If you think that every great invention has already been invented, think again. Scientists in labs around the world are busy creating technologies that will change the way we conduct business and live our lives.

They are producing completely new technologies that could soon transform computing, medicine, manufacturing, transportation, and our energy infrastructure. Here are just a handful.

Argus II Retinal Prosthesis System

Restoring sight to the blind is the stuff of miracles and sci-fi movies—until now. Develop by Second Sight, the Argus II is a device that works to restore vision to those suffering from complete or partial blindness. It does this by capturing images via a mini video camera in the glasses which is then transformed into instructions that are picked up by an implant placed on the wearer’s eye. Once received, the implant sends the instructions to an electrode array which then sends the visual information to the brain via the optic nerve.

The implant is an epiretinal prosthesis surgically implanted in and on the eye that includes an antenna, an electronics case, and an electrode array. The external equipment includes glasses, a video processing unit (VPU) and a cable.

Google Glass

Wearable technology is here. People have tried to make smart glasses before with very little luck. Google’s are the first that work well. Google Glass is a wearable computer with a head-mounted display (HMD) that displays information in a smartphone-like hands-free format, that can interact with the Internet via voice commands. While the frames do not currently have lenses fitted to them, Google is considering partnering with sun glass retailers and may also open retail stores to allow customers to try on the device. The Explorer Edition cannot be used by people who wear prescription glasses, but Google has confirmed that Glass will eventually work with frames and lenses that match the wearer’s prescription.

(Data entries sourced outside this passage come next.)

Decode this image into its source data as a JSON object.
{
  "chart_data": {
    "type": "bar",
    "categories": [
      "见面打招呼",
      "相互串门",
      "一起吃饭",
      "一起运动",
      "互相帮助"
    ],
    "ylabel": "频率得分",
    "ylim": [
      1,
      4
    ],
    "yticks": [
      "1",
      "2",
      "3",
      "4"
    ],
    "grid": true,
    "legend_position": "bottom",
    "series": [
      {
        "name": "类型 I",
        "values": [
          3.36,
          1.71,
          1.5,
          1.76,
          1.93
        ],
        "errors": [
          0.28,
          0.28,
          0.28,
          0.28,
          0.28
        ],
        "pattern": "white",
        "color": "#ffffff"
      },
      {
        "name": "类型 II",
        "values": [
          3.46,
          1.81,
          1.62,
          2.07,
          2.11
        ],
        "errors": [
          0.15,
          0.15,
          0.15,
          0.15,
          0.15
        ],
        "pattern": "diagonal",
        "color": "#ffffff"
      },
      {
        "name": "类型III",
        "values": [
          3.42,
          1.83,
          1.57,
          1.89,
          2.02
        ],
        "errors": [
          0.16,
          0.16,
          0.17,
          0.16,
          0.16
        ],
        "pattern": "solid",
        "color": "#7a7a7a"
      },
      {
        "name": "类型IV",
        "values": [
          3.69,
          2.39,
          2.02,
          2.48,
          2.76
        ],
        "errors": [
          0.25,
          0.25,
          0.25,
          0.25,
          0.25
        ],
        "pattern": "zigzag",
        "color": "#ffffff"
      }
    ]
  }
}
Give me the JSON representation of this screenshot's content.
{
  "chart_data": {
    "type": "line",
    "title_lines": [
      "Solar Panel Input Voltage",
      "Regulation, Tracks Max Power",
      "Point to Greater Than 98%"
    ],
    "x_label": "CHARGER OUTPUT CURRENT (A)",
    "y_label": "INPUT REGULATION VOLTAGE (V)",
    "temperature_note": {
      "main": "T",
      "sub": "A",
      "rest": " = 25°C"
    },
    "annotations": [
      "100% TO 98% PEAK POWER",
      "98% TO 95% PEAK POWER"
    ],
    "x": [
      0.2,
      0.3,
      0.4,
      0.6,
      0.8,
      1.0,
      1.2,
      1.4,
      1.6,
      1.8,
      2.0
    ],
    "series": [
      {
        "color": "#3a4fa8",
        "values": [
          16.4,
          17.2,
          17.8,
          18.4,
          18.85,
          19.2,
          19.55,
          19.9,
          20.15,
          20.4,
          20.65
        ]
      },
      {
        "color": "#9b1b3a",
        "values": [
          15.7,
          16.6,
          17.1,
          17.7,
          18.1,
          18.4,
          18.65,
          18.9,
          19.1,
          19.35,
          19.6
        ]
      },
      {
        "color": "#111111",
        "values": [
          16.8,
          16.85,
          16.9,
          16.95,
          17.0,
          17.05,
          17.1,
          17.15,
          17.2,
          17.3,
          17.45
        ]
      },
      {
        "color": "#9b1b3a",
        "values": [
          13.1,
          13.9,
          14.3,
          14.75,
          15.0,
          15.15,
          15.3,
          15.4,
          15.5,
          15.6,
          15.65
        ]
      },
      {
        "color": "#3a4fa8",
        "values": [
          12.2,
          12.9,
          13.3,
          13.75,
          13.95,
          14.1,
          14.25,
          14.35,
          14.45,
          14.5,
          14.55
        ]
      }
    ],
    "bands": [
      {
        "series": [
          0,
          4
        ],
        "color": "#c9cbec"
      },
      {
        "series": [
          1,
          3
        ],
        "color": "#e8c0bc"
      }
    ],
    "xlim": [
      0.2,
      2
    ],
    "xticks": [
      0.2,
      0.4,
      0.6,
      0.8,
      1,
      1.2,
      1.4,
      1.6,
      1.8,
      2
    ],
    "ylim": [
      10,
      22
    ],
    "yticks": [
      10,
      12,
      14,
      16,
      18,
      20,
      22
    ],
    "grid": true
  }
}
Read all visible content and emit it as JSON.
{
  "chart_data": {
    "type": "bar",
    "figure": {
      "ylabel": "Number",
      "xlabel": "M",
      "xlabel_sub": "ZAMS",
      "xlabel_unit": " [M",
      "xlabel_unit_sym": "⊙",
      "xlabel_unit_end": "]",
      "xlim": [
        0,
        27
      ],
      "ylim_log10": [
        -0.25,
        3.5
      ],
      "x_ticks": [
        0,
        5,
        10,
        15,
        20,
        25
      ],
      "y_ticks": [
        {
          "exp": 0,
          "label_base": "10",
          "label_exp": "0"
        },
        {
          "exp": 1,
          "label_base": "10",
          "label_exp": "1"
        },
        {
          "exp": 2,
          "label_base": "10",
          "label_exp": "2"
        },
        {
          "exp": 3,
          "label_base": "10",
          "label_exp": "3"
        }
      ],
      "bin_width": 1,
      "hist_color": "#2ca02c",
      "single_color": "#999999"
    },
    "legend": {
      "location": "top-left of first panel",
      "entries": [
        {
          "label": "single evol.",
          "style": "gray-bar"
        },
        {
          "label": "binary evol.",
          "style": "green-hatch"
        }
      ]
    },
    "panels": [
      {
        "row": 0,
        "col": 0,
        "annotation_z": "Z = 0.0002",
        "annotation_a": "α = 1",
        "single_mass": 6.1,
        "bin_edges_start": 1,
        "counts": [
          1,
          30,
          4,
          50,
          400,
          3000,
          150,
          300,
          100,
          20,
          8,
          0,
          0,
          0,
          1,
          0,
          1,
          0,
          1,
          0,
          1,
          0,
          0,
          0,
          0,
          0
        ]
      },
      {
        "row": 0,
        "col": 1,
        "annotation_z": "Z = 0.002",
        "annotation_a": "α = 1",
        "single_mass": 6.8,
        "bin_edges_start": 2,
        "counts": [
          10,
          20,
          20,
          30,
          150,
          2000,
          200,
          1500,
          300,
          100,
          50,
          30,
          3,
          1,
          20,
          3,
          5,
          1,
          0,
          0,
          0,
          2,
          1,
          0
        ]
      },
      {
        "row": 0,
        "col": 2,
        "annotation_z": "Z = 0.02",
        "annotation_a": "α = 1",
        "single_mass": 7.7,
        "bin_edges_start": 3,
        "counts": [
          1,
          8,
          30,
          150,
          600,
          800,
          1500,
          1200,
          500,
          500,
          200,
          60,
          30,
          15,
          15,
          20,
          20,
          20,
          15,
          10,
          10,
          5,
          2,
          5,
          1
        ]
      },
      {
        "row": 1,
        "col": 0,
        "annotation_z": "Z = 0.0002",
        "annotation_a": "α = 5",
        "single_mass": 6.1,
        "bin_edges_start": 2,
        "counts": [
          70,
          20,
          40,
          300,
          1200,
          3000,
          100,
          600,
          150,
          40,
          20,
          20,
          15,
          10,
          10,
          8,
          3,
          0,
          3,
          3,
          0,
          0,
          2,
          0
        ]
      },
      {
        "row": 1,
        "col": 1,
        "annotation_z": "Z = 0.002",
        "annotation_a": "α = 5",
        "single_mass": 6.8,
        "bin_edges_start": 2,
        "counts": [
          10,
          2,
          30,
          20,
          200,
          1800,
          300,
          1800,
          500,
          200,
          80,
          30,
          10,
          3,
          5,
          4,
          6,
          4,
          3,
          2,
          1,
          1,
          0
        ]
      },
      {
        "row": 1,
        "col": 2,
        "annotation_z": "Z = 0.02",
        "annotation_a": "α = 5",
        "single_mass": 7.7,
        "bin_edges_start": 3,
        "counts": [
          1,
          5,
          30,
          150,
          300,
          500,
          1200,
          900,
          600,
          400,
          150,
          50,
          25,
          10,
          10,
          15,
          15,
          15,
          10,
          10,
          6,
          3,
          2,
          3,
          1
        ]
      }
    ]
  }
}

It has the ability to take photos and record video. While video is recording, a recording light is displayed above the eye, which is unnoticeable to the wearer. It also utilizes many Google applications, such as Google Maps. You can ask questions, get directions, send messages and much more.

Moon Helmet

If you ride a bike in a major city like NYC, you know how dangerous it can be. The Chaotic Moon helmet won’t keep you any safer than a regular helmet, but it will come in handy if you’re hit by a car. The helmet is equipped with seven mini-cameras that record video at 30 frames per second at 720p. The effect is a 360-degree view of your surroundings as you ride and can capture your accident as it happens.

Mind-Controlled Cybernetic Limbs

Disabled men and women may gain cyborg limbs if researchers at UC Irvine have their way. A team of engineers at the university have developed a pair of mind-controlled robotic legs that “walk” in response to a person thinking “I want to walk now.” The legs are currently in prototype and the UC Irvine team plans to start tests on the disabled soon.

Injectable Tissue Engineering

Every year, more than 700,000 patients in the United States undergo joint replacement surgery. The procedure in which a knee or a hip is replaced with an artificial implant is highly invasive, and many patients delay the surgery for as long as they can. Jennifer Elisseeff, a biomedical engineer at Johns Hopkins University, hopes to change that with a treatment that does away with surgery entirely: injectable tissue engineering. She and her colleagues have developed a way to inject joints with specially designed mixtures of polymers, cells, and growth stimulators that solidify and form healthy tissue. “We’re not just trying to improve the current therapy,” says Elisseeff. “We’re really trying to change it completely.”

Elisseeff is part of a growing movement that is pushing the bounds of tissue engineering, a field researchers have long hoped would produce lab-grown alternatives to transplanted organs and tissues. For the last three decades, researchers have focused on growing new tissues in the lab. While this approach has had success producing small amounts of cartilage and skin, researchers have had difficulty keeping cells alive on a larger scaffold. And even if those problems could be worked out, surgeons would still have to implant the lab-grown tissues. Now, Elisseeff, as well as other academic and industry researchers, are turning to injectable systems that are less invasive and far cheaper. Many of the tissue-engineering applications could be delivered by syringe rather than implants, and Elisseeff is pushing to make this happen as soon as possible.